Sharples aclaró su garganta.

─Estuve hablando con Nuttall hace cosa de un par de días. Como es natural, la conversación acabó versando sobre esmeraldas. Nuttall suele encargarse, por regla general, de que se toque ese tema. Me dijo que había adquirido recientemente, para venderlo, un pinjante de esmeraldas nada común. Iba a hacer reengastar las piedras y hacer un nuevo modelo de pinjante. Las piedras eran de una pureza poco corriente y de un color muy intenso.

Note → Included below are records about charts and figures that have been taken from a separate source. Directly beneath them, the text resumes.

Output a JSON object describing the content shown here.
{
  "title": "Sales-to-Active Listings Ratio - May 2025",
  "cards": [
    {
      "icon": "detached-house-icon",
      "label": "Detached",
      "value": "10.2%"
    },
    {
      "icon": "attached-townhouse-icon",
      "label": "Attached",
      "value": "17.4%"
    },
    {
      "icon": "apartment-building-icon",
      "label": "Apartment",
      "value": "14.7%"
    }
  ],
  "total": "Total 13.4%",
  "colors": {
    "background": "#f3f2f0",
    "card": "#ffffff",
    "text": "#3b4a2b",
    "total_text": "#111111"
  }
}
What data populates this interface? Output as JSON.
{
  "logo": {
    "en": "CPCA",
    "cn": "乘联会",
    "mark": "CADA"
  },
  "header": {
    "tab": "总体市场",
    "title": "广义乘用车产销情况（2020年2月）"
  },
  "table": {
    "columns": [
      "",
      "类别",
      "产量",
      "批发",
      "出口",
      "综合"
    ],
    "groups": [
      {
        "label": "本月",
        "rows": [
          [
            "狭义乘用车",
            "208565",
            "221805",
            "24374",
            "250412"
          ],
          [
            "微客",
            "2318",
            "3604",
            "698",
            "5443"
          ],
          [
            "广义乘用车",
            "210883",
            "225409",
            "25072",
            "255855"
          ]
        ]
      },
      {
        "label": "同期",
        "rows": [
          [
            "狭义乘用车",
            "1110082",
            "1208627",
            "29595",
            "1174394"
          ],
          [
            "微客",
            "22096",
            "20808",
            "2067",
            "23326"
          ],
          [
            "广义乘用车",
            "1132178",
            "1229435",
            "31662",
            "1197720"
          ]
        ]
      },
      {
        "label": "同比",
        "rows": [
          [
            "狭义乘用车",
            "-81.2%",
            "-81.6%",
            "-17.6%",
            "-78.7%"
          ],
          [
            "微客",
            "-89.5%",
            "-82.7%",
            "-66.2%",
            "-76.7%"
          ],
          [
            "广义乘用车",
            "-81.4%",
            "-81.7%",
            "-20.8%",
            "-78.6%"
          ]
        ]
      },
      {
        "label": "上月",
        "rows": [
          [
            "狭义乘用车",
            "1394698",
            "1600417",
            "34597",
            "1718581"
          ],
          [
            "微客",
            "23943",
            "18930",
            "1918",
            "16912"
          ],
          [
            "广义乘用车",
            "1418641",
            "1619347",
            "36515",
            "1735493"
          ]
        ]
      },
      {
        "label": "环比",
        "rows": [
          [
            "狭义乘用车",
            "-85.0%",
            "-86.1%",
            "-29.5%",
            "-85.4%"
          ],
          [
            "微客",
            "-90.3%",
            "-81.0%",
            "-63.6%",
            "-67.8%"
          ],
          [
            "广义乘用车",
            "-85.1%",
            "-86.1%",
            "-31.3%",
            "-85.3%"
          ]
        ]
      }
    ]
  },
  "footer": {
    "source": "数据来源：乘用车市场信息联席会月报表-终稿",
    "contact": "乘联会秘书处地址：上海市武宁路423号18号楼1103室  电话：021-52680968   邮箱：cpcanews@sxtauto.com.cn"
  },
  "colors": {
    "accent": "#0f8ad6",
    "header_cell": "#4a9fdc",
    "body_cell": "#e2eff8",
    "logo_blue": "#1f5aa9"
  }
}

Cruzó las piernas y volvió a carraspear.

─Continúe ─le instó Bertha, casi sin aliento.

─Me lo enseñó. Era un pinjante que yo conocía… aunque llevaba algún tiempo sin verlo. Había sido propiedad de Cora Hendricks y era una de las cosas que legara específicamente a Shirley Bruce.

─¿Nuttall tenía la pieza para reengastarla o para venderla?

─Para venderla. Eso de reengastar las piedras en una montura nueva era una idea puramente suya.

─¿Conque?…

─Conque quiero averiguar por qué llevó Shirley Bruce la joya allí y la pignoró. Sí necesita dinero, quiero saber cuanto y por qué.

─¿Por qué no se lo pregunta a ella?

─No puedo hacerlo, si no vino a mí a decírmelo espontáneamente… bueno, pues no puedo hacerlo, he ahí todo. Y, además, hay otra posibilidad.

─¿Cuál?

─Alguien puede haber empleado… bueno… ah… cierta presión para sacarle el pinjante.

─¿Chantaje?

─¡Oh, no, eso sí que no, señor Lam! Chantaje es una palabra muy fea prefiero pensar en ello como un simple caso de coacción.

─En mi diccionario, ambas palabras son sinónimas.

Permaneció silencioso.

─¿Qué es, exactamente, lo que desea usted que hagamos? ─inquirió Bertha.

─Primero ─dije─, que traten de averiguar quién llevó la joya al establecimiento de Nuttall. No creo que lo consigan… estos grandes joyeros protegen siempre a sus clientes. Segundo: que descubran qué es lo que te obliga a Shirley a buscar dinero y cuál es la cantidad que necesita.

─¿Cómo me pondré en contacto con la señorita Bruce? ─pregunté.

─Le presentaré yo.

─¿Cómo me pondré en contacto con Nuttall?

─Que me ahorquen sí conozco la respuesta a esa pregunta. Me temo que no la tiene.

Bertha inquirió con cautela:

─¿Podría ir yo a la tienda de Nuttall, decirle que me interesaba un pinjante de esmeraldas de determinado tipo, y…?

─¡No sea idiota! ─la interrumpió Bertha─. Habría una probabilidad entre cien de que Nuttall le enseñara el pinjante. Sí lo hiciese, le daría precio y garantizaría el título de propiedad. No discutiría con usted cómo había llegado a sus manos. Puedo asegurarle, señora Cool, que no hay ninguna manera fácil de obtener la información que deseo.

Bertha se aclaró la garganta.

─Solemos cobrar siempre algo por adelantado para prestar nuestros servicios ─dijo, mirándome.

─Yo no pago por adelantado ─anunció Sharples.

─Y nosotros no trabajamos sin anticipo ─le informé. ─Extienda un cheque de quinientos pavos y tráceme un boceto del pinjante.

Quedóse muy quieto mirándome.

Bertha empujó su pluma estilográfica hacia él.

─No, gracias ─repuso Sharples─, al trazar el boceto de una joya, siempre se hace mejor con lápiz. Hay más facilidad para dar las tonalidades… los claros y las sombras…

─La pluma estilográfica es para que extienda el cheque, solamente ─repliqué.